Unified Threat Sensor


NSFOCUS Unified Threat Sensor (UTS) is an all-traffic threat detection sensor applicable to all industries. It integrates years of security research and threat detection capabilities.


The UTS uses rule engines, virtual sandbox, threat intelligence, machine learning and other technologies, featuring extensive identification, accurate detection and interconnection. It can detect and analyze advanced threats in different scenarios and trace back security incidents.

Customer Value


Equipped with multiple detection engines to improve APT threat discovery capabilities

Encrypted traffic identification to find the “blind spots” of security detection

All traffic is retained to help realize threat forensics and responsibility determination

Seamless connection with third-party platforms to reduce construction costs


Accurate Detection of Advanced Threats


  • With built-in multiple detection engines including intrusion detection, web security detection, encrypted traffic detection, malicious file detection, dynamic sandbox, 5G threat detection, abnormal behavior detection, threat intelligence, etc., NSFOCUS UTS can accurately discover advanced threats in different scenarios.
Traceback and Forensics in Time


  • NSFOCUS UTS has comprehensive threat traceback and forensics capabilities. In addition to storing full traffic and alarm logs, it also supports session-based full traffic storage and malicious traffic storage. Through logs and original PCAPs, it can locate attack events and collect threat evidence in a timely manner.
Flexible Liaison with Third-Party Platforms


  • NSFOCUS UTS can flexibly integrate with log plug-ins and mainstream interface protocols on the market to enhance users’ all traffic detection and analysis capabilities.

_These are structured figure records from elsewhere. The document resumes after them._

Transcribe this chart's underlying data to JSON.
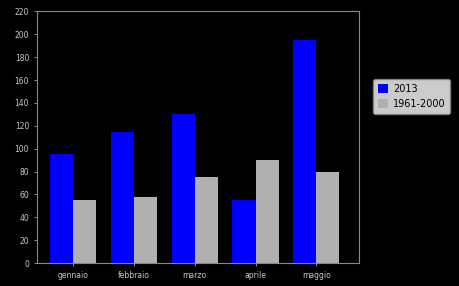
{
  "categories": [
    "gennaio",
    "febbraio",
    "marzo",
    "aprile",
    "maggio"
  ],
  "values_2013": [
    95,
    115,
    130,
    55,
    195
  ],
  "values_clim": [
    55,
    58,
    75,
    90,
    80
  ],
  "bar_color_2013": "#0000ff",
  "bar_color_clim": "#b0b0b0",
  "legend_2013": "2013",
  "legend_clim": "1961-2000",
  "background_color": "#000000",
  "text_color": "#c8c8c8",
  "legend_bg": "#ffffff",
  "legend_edge": "#888888",
  "ylim": [
    0,
    220
  ],
  "yticks": [
    0,
    20,
    40,
    60,
    80,
    100,
    120,
    140,
    160,
    180,
    200,
    220
  ],
  "bar_width": 0.38,
  "figsize": [
    4.6,
    2.86
  ],
  "dpi": 100
}
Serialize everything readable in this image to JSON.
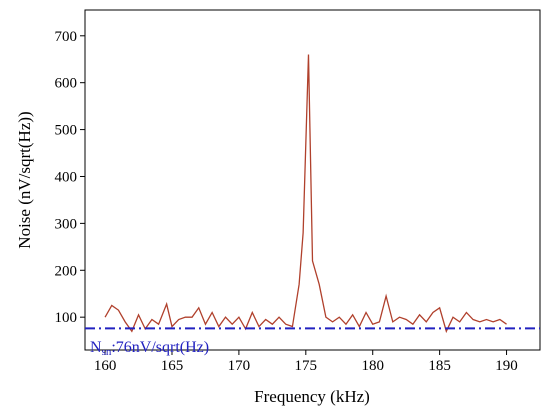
{
  "chart_data": {
    "type": "line",
    "x_label": "Frequency (kHz)",
    "y_label": "Noise (nV/sqrt(Hz))",
    "x": [
      160,
      160.5,
      161,
      161.5,
      162,
      162.5,
      163,
      163.5,
      164,
      164.6,
      165,
      165.5,
      166,
      166.5,
      167,
      167.5,
      168,
      168.5,
      169,
      169.5,
      170,
      170.5,
      171,
      171.5,
      172,
      172.5,
      173,
      173.5,
      174,
      174.5,
      174.8,
      175.2,
      175.5,
      176,
      176.5,
      177,
      177.5,
      178,
      178.5,
      179,
      179.5,
      180,
      180.5,
      181,
      181.5,
      182,
      182.5,
      183,
      183.5,
      184,
      184.5,
      185,
      185.5,
      186,
      186.5,
      187,
      187.5,
      188,
      188.5,
      189,
      189.5,
      190
    ],
    "series": [
      {
        "name": "Noise",
        "color": "#b0402c",
        "values": [
          100,
          125,
          115,
          90,
          70,
          105,
          75,
          95,
          85,
          128,
          80,
          95,
          100,
          100,
          120,
          85,
          110,
          80,
          100,
          85,
          100,
          75,
          110,
          80,
          95,
          85,
          100,
          85,
          80,
          170,
          280,
          660,
          220,
          170,
          100,
          90,
          100,
          85,
          105,
          80,
          110,
          85,
          90,
          145,
          90,
          100,
          95,
          85,
          105,
          90,
          110,
          120,
          70,
          100,
          90,
          110,
          95,
          90,
          95,
          90,
          95,
          85
        ]
      }
    ],
    "reference_line": {
      "value": 76,
      "color": "#2222c0",
      "style": "dashdot"
    },
    "annotation": {
      "main": "N",
      "sub": "sn",
      "rest": ":76nV/sqrt(Hz)"
    },
    "xlim": [
      158.5,
      192.5
    ],
    "xticks": [
      160,
      165,
      170,
      175,
      180,
      185,
      190
    ],
    "ylim": [
      30,
      755
    ],
    "yticks": [
      100,
      200,
      300,
      400,
      500,
      600,
      700
    ],
    "grid": false
  }
}
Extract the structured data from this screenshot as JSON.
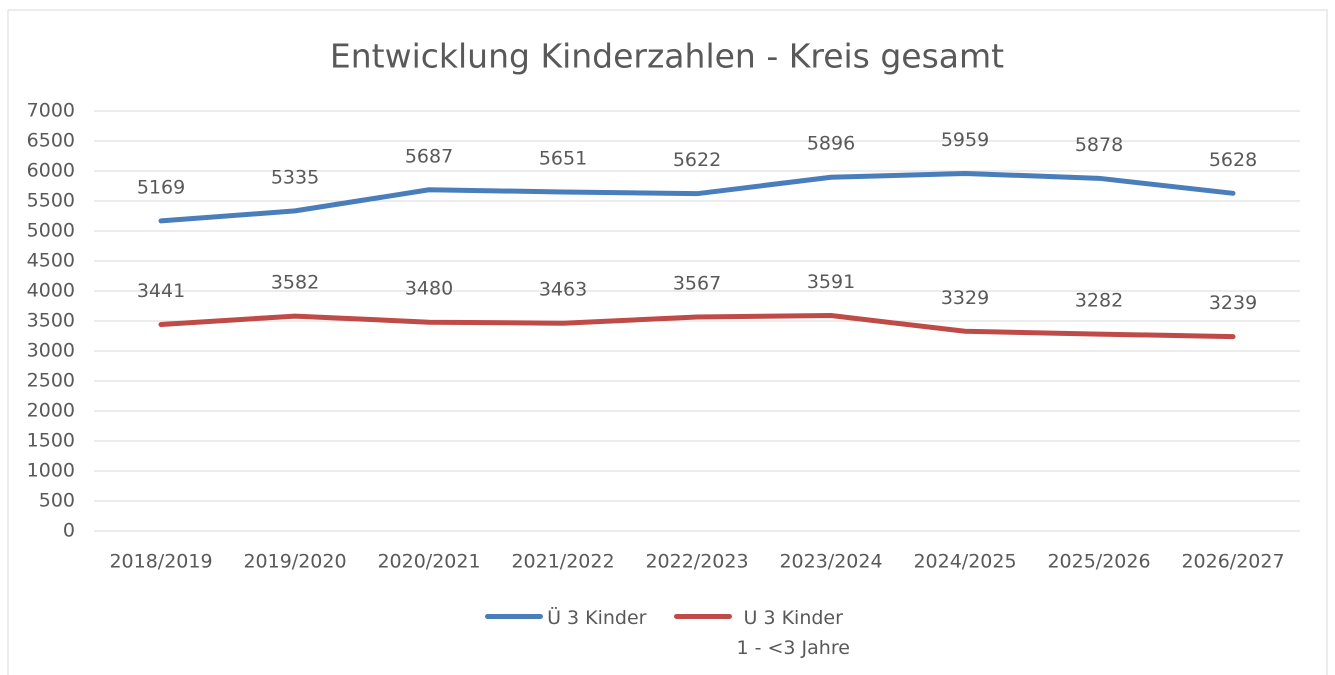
{
  "chart_data": {
    "type": "line",
    "title": "Entwicklung Kinderzahlen - Kreis gesamt",
    "categories": [
      "2018/2019",
      "2019/2020",
      "2020/2021",
      "2021/2022",
      "2022/2023",
      "2023/2024",
      "2024/2025",
      "2025/2026",
      "2026/2027"
    ],
    "series": [
      {
        "name": "Ü 3 Kinder",
        "color": "#4a7ebb",
        "values": [
          5169,
          5335,
          5687,
          5651,
          5622,
          5896,
          5959,
          5878,
          5628
        ]
      },
      {
        "name": "U 3 Kinder\n1 - <3 Jahre",
        "color": "#be4b48",
        "values": [
          3441,
          3582,
          3480,
          3463,
          3567,
          3591,
          3329,
          3282,
          3239
        ]
      }
    ],
    "ylim": [
      0,
      7000
    ],
    "yticks": [
      0,
      500,
      1000,
      1500,
      2000,
      2500,
      3000,
      3500,
      4000,
      4500,
      5000,
      5500,
      6000,
      6500,
      7000
    ],
    "grid": true,
    "legend": "bottom"
  }
}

Precise detection with multiple engines


In addition to built-in intrusion detection, web detection and other traditional rule detection engines, it also has multiple advanced threat detection engines, such as threat intelligence, dynamic sandbox, phishing email detection, DGA domain name detection, hidden tunnel detection, etc., to accurately discover C&C communication, mining, ransomware, and Advanced Persistent Threats (APTs).


Encrypted traffic inspection to identify encrypted threats


Aiming at mirror traffic in the out-of-the-path mode, NSFOCUS UTS applies machine learning algorithms, provides a practical encrypted traffic detection and identification solution to detect encrypted traffic without decryption through data processing, feature engineering, model training, intelligence fusion and other methods. With the characteristics of high precision and high performance, it supports multiple application scenarios at the same time, and can accurately identify encrypted proxy tools such as Tor, shadowsocks, and v2ray, as well as encrypted WebShell tools such as Ice Scorpion/Behinder, Godzilla, and AntSword.


Dynamic file monitoring to discover unknown threats


Based on the virtual execution technology that does not rely on known attack features, NSFOCUS UTS can detect zero-day vulnerabilitie and malware that cannot be detected by traditional signature detection engines. It has detection capabilities at the operating system level and memory instruction level analysis to discover various attacks and evasion behaviors.


Monitor sensitive data and discover data break risks


NSFOCU UTS prevents data leakage and meets data compliance requirements by monitoring protocols, files, and databases in traffic to discover transmission of sensitive data such as corporate and private information. It supports API identification, API asset management, API risk identification, etc., real-time detection of threats or abnormal behaviors targeting APIs, and timely discovery and mitigation of security risks.


The UTS is a vital part of the 5GC security solution. When the UTS is connected to the 5G core network, it can identify protocols of the 5GC signaling plane and management plane, detect 5GC threats, including authentication attack detection, signaling storm detection, and UE anomaly detection, and support dynamic tuning of the detection cycle and detection thresholds in algorithms. The UTS provides in-depth analysis of 5G protocols, including:


  • NAS (N1)
  • NGAP (N2)
  • PFCP (N4)
  • HTTP2 (N5, N7, N8, N10, N11, N12, N14, N15, N20, N21, N22, N24, N28, N40)
  • GTPv2 (N26)


Working with NSFOCUS Intelligent Security Operation Platform (ISOP) and global threat intelligence, a complete 5GC security solution is formed. This solution provides all-traffic detection, analysis, threat response, and threat traceback. Users can get comprehensive situation awareness from a single dashboard and the reporting system, and get alerts immediately when any threat is discovered.


5GC security solution can be deeply integrated with users’ 5G networks to make network security status visible, meet compliance requirements, and improve the entire 5G network security posture comprehensively.